🤖 AI Summary
Zero-shot 3D visual grounding—localizing objects in unseen 3D scenes using only natural language—remains challenging. Existing VLM+SI (Vision-Language Model + Spatial Information) paradigms project 3D spatial structure into 2D renderings or tokenized videos, causing visual representation entanglement and insufficient exploitation of spatial semantics.
Method: We propose VLM×SI, a novel paradigm that externalizes 3D spatial information as a multimodal hierarchical scene graph. A vision-language model acts as an active agent, performing progressive graph traversal and incremental reasoning to generate interpretable localization trajectories. Our approach integrates scene graph construction, multimodal graph representation learning, and CLIP-driven graph reasoning.

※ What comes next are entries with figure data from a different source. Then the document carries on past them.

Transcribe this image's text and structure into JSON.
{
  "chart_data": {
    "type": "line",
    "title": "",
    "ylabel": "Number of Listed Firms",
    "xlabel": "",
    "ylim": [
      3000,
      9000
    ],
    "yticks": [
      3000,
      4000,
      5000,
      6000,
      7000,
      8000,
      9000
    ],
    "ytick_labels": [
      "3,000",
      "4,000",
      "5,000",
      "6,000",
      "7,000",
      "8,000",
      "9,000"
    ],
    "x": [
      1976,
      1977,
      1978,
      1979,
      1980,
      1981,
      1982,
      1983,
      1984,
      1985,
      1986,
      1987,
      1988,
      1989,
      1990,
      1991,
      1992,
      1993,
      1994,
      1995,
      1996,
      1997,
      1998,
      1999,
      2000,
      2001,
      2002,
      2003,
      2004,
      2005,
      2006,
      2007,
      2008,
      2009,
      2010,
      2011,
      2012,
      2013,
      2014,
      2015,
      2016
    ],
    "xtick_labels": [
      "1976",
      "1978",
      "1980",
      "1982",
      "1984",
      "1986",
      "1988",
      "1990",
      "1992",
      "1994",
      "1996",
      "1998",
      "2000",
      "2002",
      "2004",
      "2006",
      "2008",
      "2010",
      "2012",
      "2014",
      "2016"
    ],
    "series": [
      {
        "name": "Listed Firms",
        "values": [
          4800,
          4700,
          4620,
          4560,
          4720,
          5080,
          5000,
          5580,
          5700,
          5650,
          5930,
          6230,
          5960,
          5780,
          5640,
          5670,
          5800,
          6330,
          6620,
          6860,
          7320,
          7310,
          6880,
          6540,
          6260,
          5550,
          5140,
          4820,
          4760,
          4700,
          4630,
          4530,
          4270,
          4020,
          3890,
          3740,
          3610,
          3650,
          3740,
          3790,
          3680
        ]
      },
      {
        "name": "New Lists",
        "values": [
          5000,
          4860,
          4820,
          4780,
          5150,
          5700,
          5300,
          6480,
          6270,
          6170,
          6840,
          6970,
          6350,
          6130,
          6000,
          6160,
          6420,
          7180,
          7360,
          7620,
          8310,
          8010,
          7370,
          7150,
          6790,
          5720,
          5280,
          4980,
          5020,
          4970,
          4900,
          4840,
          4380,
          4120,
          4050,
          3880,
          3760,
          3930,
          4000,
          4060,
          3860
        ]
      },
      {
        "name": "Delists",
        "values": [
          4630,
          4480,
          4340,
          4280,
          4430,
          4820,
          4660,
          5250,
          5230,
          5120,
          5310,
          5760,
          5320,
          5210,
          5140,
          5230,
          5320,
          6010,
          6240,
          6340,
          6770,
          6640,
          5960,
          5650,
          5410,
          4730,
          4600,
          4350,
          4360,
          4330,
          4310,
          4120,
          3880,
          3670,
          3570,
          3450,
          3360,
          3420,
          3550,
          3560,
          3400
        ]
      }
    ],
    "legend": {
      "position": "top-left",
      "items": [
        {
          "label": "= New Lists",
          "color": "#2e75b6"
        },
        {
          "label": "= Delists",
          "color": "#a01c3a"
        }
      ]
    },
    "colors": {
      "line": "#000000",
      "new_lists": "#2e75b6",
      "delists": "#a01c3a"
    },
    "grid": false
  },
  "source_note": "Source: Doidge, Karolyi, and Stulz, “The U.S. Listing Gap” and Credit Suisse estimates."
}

Contribution/Results: Evaluated on a zero-shot 3D visual grounding benchmark, VLM×SI achieves state-of-the-art performance, significantly improving both localization accuracy and reasoning interpretability over prior methods.
📝 Abstract
3D visual grounding (3DVG) identifies objects in 3D scenes from language descriptions. Existing zero-shot approaches leverage 2D vision-language models (VLMs) by converting 3D spatial information (SI) into forms amenable to VLM processing, typically as composite inputs such as specified view renderings or video sequences with overlaid object markers. However, this VLM + SI paradigm yields entangled visual representations that compel the VLM to process entire cluttered cues, making it hard to exploit spatial semantic relationships effectively. In this work, we propose a new VLM x SI paradigm that externalizes the 3D SI into a form enabling the VLM to incrementally retrieve only what it needs during reasoning. We instantiate this paradigm with a novel View-on-Graph (VoG) method, which organizes the scene into a multi-modal, multi-layer scene graph and allows the VLM to operate as an active agent that selectively accesses necessary cues as it traverses the scene. This design offers two intrinsic advantages: (i) by structuring 3D context into a spatially and semantically coherent scene graph rather than confounding the VLM with densely entangled visual inputs, it lowers the VLM's reasoning difficulty; and (ii) by actively exploring and reasoning over the scene graph, it naturally produces transparent, step-by-step traces for interpretable 3DVG. Extensive experiments show that VoG achieves state-of-the-art zero-shot performance, establishing structured scene exploration as a promising strategy for advancing zero-shot 3DVG.